The building has a rendered classical front facade consisting of a tetrastyle portico, in the Ionic order which, within Freemasonry, symbolises strength. In 2009 the entablature was painted with the words TOWNSVILLE CHORAL SOCIETY. The facade, with pilasters supporting the entablature with a square parapet above, sits on a raised concrete platform.

The hall has a gabled roof clad with metal sheeting with lean-to structures to either side and the rear. These additions are constructed in concrete block and have louvred windows to the north-west and south-west, and a covered driveway along the eastern boundary.

Internally, the building has undergone major refurbishment with new wiring, floors, ceilings, kitchen and fittings. A large, tiled baptismal font is located under the current stage and survives from the building's use by the Assembly of God.

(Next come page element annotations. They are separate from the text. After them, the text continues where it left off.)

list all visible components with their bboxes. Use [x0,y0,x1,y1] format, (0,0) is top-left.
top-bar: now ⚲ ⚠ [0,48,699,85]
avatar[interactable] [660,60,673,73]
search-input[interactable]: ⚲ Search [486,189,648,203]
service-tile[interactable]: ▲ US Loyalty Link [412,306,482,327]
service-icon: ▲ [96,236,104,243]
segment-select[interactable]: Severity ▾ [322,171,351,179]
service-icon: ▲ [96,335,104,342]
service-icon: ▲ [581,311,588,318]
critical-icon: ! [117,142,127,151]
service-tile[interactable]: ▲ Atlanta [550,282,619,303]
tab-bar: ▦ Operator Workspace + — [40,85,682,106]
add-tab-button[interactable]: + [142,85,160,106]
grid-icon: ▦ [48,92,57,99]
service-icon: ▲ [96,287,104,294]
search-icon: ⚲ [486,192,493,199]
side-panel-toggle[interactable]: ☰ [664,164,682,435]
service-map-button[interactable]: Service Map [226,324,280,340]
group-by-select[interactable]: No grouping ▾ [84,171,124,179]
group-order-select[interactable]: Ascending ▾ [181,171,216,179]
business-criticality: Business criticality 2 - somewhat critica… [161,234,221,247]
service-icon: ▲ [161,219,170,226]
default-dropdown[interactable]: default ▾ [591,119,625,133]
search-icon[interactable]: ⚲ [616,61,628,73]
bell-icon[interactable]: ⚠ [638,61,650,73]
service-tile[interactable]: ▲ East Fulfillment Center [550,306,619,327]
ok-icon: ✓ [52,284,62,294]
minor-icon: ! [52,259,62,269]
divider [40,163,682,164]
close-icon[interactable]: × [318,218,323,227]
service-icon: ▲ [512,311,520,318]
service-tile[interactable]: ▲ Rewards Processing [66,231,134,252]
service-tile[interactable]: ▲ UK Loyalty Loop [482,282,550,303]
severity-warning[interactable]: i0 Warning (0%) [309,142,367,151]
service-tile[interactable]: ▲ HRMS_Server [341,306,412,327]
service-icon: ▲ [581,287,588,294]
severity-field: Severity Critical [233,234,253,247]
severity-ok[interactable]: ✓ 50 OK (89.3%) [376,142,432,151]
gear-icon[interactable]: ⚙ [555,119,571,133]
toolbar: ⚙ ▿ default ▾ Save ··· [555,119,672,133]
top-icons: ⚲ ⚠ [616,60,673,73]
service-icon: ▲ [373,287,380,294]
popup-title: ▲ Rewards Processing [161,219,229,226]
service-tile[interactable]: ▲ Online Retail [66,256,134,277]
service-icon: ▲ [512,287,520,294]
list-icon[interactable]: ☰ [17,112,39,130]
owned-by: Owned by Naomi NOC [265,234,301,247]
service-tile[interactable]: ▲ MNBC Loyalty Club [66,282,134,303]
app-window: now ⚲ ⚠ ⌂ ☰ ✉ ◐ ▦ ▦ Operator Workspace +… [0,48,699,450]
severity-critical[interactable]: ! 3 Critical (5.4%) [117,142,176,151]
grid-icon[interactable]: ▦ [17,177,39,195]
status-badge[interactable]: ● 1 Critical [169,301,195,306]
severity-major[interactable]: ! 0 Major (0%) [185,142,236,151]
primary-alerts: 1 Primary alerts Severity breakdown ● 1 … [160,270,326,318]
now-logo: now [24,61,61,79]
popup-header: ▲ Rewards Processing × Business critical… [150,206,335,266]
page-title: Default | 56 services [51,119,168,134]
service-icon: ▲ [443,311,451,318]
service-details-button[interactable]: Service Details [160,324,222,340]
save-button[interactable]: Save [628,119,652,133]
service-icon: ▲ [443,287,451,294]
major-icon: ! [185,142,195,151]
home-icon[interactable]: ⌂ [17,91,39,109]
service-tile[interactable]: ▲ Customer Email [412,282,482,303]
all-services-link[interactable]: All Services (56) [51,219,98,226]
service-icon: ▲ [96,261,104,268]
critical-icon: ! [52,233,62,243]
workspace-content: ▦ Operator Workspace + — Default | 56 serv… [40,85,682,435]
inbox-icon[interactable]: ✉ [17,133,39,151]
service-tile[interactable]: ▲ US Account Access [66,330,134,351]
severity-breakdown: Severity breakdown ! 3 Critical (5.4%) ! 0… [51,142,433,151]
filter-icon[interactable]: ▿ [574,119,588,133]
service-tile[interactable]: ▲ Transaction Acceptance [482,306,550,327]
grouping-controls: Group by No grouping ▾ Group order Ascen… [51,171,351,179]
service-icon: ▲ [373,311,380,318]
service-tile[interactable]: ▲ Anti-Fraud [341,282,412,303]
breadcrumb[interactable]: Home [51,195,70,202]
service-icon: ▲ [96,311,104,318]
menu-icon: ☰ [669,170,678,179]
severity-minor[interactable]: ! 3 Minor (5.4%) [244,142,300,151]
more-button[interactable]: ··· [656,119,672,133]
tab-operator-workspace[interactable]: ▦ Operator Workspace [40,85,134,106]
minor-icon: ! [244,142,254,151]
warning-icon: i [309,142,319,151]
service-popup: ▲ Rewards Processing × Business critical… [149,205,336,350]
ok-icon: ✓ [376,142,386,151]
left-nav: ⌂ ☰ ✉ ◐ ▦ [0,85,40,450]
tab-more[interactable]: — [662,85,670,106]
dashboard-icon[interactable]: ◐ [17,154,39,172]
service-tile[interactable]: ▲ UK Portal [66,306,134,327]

A two-storeyed chamferboard residence is located at the rear of the allotment, with a concrete block toilet building adjacent. Both are outside the heritage register boundary.

The front of the site is concreted with a low masonry wall and metal fence.

== Heritage listing ==
The former Townsville Masonic Hall was listed on the Queensland Heritage Register on 21 October 1992 having satisfied the following criteria.

The place is important in demonstrating the evolution or pattern of Queensland's history.

The former Masonic Hall, erected in 1889 as Townsville's first masonic hall, is important in demonstrating the pattern of Queensland's history, in particular the development of the West End of Townsville in the 1880s and 1890s.

The place is important in demonstrating the principal characteristics of a particular class of cultural places.

It is important in demonstrating the principal characteristics of a small masonic hall establishing a strong street presence/identity.

The place is important because of its aesthetic significance.

It is important in exhibiting a range of aesthetic characteristics valued by the Townsville community, in particular its strong contribution, through its architectural form, scale and materials, to the streetscape of Sturt Street and to the Townsville townscape; and its classical facade, seen as a landmark which reflects masonic identity.

The place has a special association with the life or work of a particular person, group or organisation of importance in Queensland's history.

The building has had a special association with Freemasonry in Townsville for over 45 years, and with North Queensland architects WG Smith & Sons, as an example of their work.